Dans une déclaration à l’Agence TAP, Jihad Azour, directeur du département Moyen-Orient et Asie Centrale du FMI, a estimé que « malgré certains signes d’amélioration, le taux de croissance de la Tunisie demeure faible ». Un taux qui, selon Azour, nécessite des réformes structurelles urgentes. Azour a précisé qu’aucune négociation entre le FMI et le gouvernement tunisien n’est actuellement de mise pour un éventuel nouveau financement. Il a par ailleurs rappelé que le programme précédent prévoyant un accord de principe sur un prêt de 1,9 milliard de dollars en octobre 2022, n’a pas été conclu.
Il est à noter que cette intervention de Jihad Azouz a été effectuée dans le cadre des assemblées annuelles 2024 du Fonds Monétaire International (FMI) et du Groupe de la Banque Mondiale qui se tiennent à Washington du 21 au 26 octobre 2024, où l’intervenant a commenté la situation économique tunisienne. Il est également à rappeler que récemment, le FMI a prévu une croissance d’environ 1,6 % pour la Tunisie aussi bien en 2024 qu’en 2025.
Ainsi le FMI a classé la Tunisie parmi les pays arabes qui ont le taux le plus bas. Le taux de croissance de la Tunisie a été estimée, par le FMI, bien en deçà des taux que le même Fonds prévoit, par exemple, pour l’Égypte et qu’il a estimé à 4,1 %, ceux de la Mauritanie qu’il a estimé à 4,2 %, ceux du Maroc estimés à 3,6 % ainsi que ceux estimés pour l’Algérie pour qui on prévoit 3 % en d’ici 2025 !
Le FMI a-t-il été juste dans ses estimations de la situation économique tunisienne ?

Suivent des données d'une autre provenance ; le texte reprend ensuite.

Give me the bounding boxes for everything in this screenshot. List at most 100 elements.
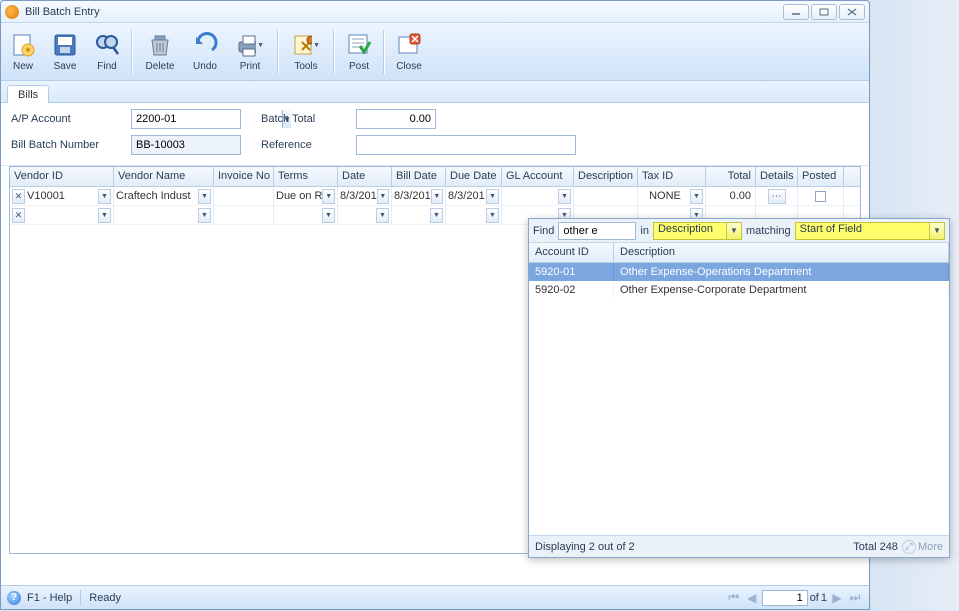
due-date-dropdown[interactable]: ▼ [486, 189, 499, 204]
bill-date-dropdown[interactable]: ▼ [431, 189, 443, 204]
new-icon: ✶ [9, 31, 37, 59]
col-gl-account[interactable]: GL Account [502, 167, 574, 186]
col-due-date[interactable]: Due Date [446, 167, 502, 186]
find-label: Find [97, 61, 116, 72]
lookup-in-dropdown[interactable]: ▼ [726, 223, 741, 239]
close-label: Close [396, 61, 422, 72]
lookup-cell-account-id: 5920-02 [529, 282, 614, 298]
pager: ⏮ ◀ of 1 ▶ ⏭ [726, 590, 863, 606]
maximize-button[interactable] [811, 4, 837, 20]
reference-field[interactable] [356, 135, 576, 155]
date-dropdown[interactable]: ▼ [377, 189, 389, 204]
due-date-dropdown[interactable]: ▼ [486, 208, 499, 223]
page-input[interactable] [762, 590, 808, 606]
gl-dropdown[interactable]: ▼ [558, 189, 571, 204]
col-bill-date[interactable]: Bill Date [392, 167, 446, 186]
lookup-row[interactable]: 5920-02 Other Expense-Corporate Departme… [529, 281, 949, 299]
col-details[interactable]: Details [756, 167, 798, 186]
save-button[interactable]: Save [45, 25, 85, 79]
print-icon: ▼ [236, 31, 264, 59]
col-posted[interactable]: Posted [798, 167, 844, 186]
nav-prev[interactable]: ◀ [744, 590, 760, 606]
tools-button[interactable]: ▼ Tools [283, 25, 329, 79]
lookup-matching-dropdown[interactable]: ▼ [929, 223, 944, 239]
date-dropdown[interactable]: ▼ [376, 208, 389, 223]
cell-total: 0.00 [730, 190, 751, 202]
lookup-col-description[interactable]: Description [614, 243, 949, 262]
ap-account-input[interactable] [132, 110, 282, 128]
lookup-total: Total 248 [853, 541, 898, 553]
col-tax-id[interactable]: Tax ID [638, 167, 706, 186]
grid-row[interactable]: ✕V10001▼ Craftech Indust▼ Due on R▼ 8/3/… [10, 187, 860, 206]
lookup-row[interactable]: 5920-01 Other Expense-Operations Departm… [529, 263, 949, 281]
nav-last[interactable]: ⏭ [847, 590, 863, 606]
post-label: Post [349, 61, 369, 72]
help-label[interactable]: F1 - Help [27, 592, 72, 604]
lookup-status: Displaying 2 out of 2 [535, 541, 635, 553]
lookup-popup: Find in Description ▼ matching Start of … [528, 218, 950, 558]
lookup-more-button[interactable]: ⤢ More [902, 540, 943, 554]
row-delete-icon[interactable]: ✕ [12, 189, 25, 204]
lookup-in-combo[interactable]: Description ▼ [653, 222, 742, 240]
minimize-button[interactable] [783, 4, 809, 20]
lookup-cell-description: Other Expense-Corporate Department [614, 282, 949, 298]
bill-batch-label: Bill Batch Number [11, 139, 131, 151]
lookup-find-label: Find [533, 225, 554, 237]
print-button[interactable]: ▼ Print [227, 25, 273, 79]
tab-bills[interactable]: Bills [7, 85, 49, 103]
lookup-col-account-id[interactable]: Account ID [529, 243, 614, 262]
cell-due-date: 8/3/201 [448, 190, 485, 202]
col-vendor-id[interactable]: Vendor ID [10, 167, 114, 186]
col-vendor-name[interactable]: Vendor Name [114, 167, 214, 186]
find-icon [93, 31, 121, 59]
col-terms[interactable]: Terms [274, 167, 338, 186]
col-total[interactable]: Total [706, 167, 756, 186]
vendor-name-dropdown[interactable]: ▼ [198, 208, 211, 223]
titlebar[interactable]: Bill Batch Entry [1, 1, 869, 23]
app-icon [5, 5, 19, 19]
nav-first[interactable]: ⏮ [726, 590, 742, 606]
window-title: Bill Batch Entry [25, 6, 783, 18]
terms-dropdown[interactable]: ▼ [322, 189, 335, 204]
cell-tax-id: NONE [649, 190, 681, 202]
close-window-button[interactable] [839, 4, 865, 20]
lookup-matching-combo[interactable]: Start of Field ▼ [795, 222, 945, 240]
new-button[interactable]: ✶ New [3, 25, 43, 79]
undo-button[interactable]: Undo [185, 25, 225, 79]
page-of-label: of [810, 592, 819, 604]
delete-button[interactable]: Delete [137, 25, 183, 79]
lookup-in-value: Description [654, 223, 726, 239]
col-description[interactable]: Description [574, 167, 638, 186]
lookup-matching-label: matching [746, 225, 791, 237]
close-button[interactable]: Close [389, 25, 429, 79]
tax-dropdown[interactable]: ▼ [690, 189, 703, 204]
help-icon[interactable]: ? [7, 591, 21, 605]
statusbar: ? F1 - Help Ready ⏮ ◀ of 1 ▶ ⏭ [1, 585, 869, 609]
vendor-id-dropdown[interactable]: ▼ [98, 208, 111, 223]
tools-label: Tools [294, 61, 317, 72]
posted-checkbox[interactable] [815, 191, 826, 202]
ap-account-combo[interactable]: ▼ [131, 109, 241, 129]
details-button[interactable]: ⋯ [768, 189, 786, 204]
vendor-name-dropdown[interactable]: ▼ [198, 189, 211, 204]
lookup-find-input[interactable] [558, 222, 636, 240]
lookup-more-label: More [918, 541, 943, 553]
vendor-id-dropdown[interactable]: ▼ [98, 189, 111, 204]
bill-batch-field[interactable] [131, 135, 241, 155]
undo-icon [191, 31, 219, 59]
find-button[interactable]: Find [87, 25, 127, 79]
nav-next[interactable]: ▶ [829, 590, 845, 606]
row-delete-icon[interactable]: ✕ [12, 208, 25, 223]
post-button[interactable]: Post [339, 25, 379, 79]
svg-text:✶: ✶ [24, 45, 32, 55]
tabstrip: Bills [1, 81, 869, 103]
more-icon: ⤢ [902, 540, 916, 554]
col-date[interactable]: Date [338, 167, 392, 186]
lookup-matching-value: Start of Field [796, 223, 929, 239]
col-invoice-no[interactable]: Invoice No [214, 167, 274, 186]
terms-dropdown[interactable]: ▼ [322, 208, 335, 223]
bill-date-dropdown[interactable]: ▼ [430, 208, 443, 223]
grid-header-row: Vendor ID Vendor Name Invoice No Terms D… [10, 167, 860, 187]
batch-total-field[interactable] [356, 109, 436, 129]
cell-vendor-id: V10001 [27, 190, 65, 202]
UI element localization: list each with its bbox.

Cette estimation est-elle juste en faveur de la Tunisie? Ça n’est en tout cas pas ce que semble penser le gouverneur de la Banque centrale de Tunisie, Fathi Zouheir Ennouri ! En effet, depuis Washington et dans le cadre de la même réunion des assemblées annuelles du FMI et du Groupe de la Banque mondiale, le gouverneur Tunisien ne s’est pas résigné à accepter cette sentence avec un béni-oui-oui ! Il a appelé à une « révision des approches actuellement adoptées par le Fonds monétaire international (FMI) » concernant la Tunisie. Et ce, a-t-il noté, « pour mieux tenir compte de la diversité et de la complexité des défis économiques et sociaux auxquels sont confrontés les pays membres » Ennouri a précisé dans ce sens que le FMI est appelé à adapter ses mécanismes d’intervention au contexte spécifique de chaque pays. C’est ce qu’on lit dans un communiqué publié hier, vendredi 25 octobre, par la Banque centrale.
Et tout en signalant que « les meilleures politiques économiques sont celles qui prennent en considération les réalités locales », le gouverneur de la BCT a nuancé ses dires insistant sur « l’importance d’une évaluation continue du FMI afin de rétablir la confiance des pays membres et de tirer des leçons des expériences passées ».
Ennouri a dans cet ordre d’idées rappelé les effets néfastes de certaines mesures d’austérité (que la Tunisie a été contrainte de prendre), lesquels ont souvent entravé la relance économique dans de nombreux pays et ont provoqué des tensions sociales. Il a, à ce titre demandé au FMI d’adopter une approche plus flexible et différente évoquant qu’outre les spécificités précitées, les pays font face à des défis et des dynamiques nouvelles auxquels le monde entier fait face notamment le défi du changement climatique, des évolutions technologiques, des tensions géopolitiques et de l’aggravation des inégalités.
Optimisme…
Dans ce sens, Ennouri a insisté sur la nécessité de prendre en compte les dimensions sociales, économiques et environnementales dans les programmes du FMI. Et ce, pour garantir des réformes à même de favoriser une croissance résiliente, inclusive, équitable et durable.
Il est par ailleurs a noter que le gouverneur tunisien a effectué durant ces journées des assemblées différentes rencontres avec des investisseurs financiers internationaux. Ennouri a présenté à ses vis-à-vis l’évolution de la situation économique et financière en Tunisie, soulignant les avantages comparatifs du pays afin de les encourager à « croire en l’avenir de la Tunisie ».
Il a tenu à expliquer que l’économie tunisienne a fait preuve de résilience. Et ce, grâce à la réussite de la politique du pays à maintenir ses équilibres extérieurs, à stabiliser le taux de change du dinar tunisien et à réduire autant que faire se peut l’inflation. Et ce, ajoute-t-il, tout en continuant à honorer ses engagements intérieurs et extérieurs. Un équilibre qui s’est fait en dépit des défis, grâce aux mesures prises par le gouvernement et grâce à la politique rigoureuse de la Banque centrale en matière de gestion monétaire.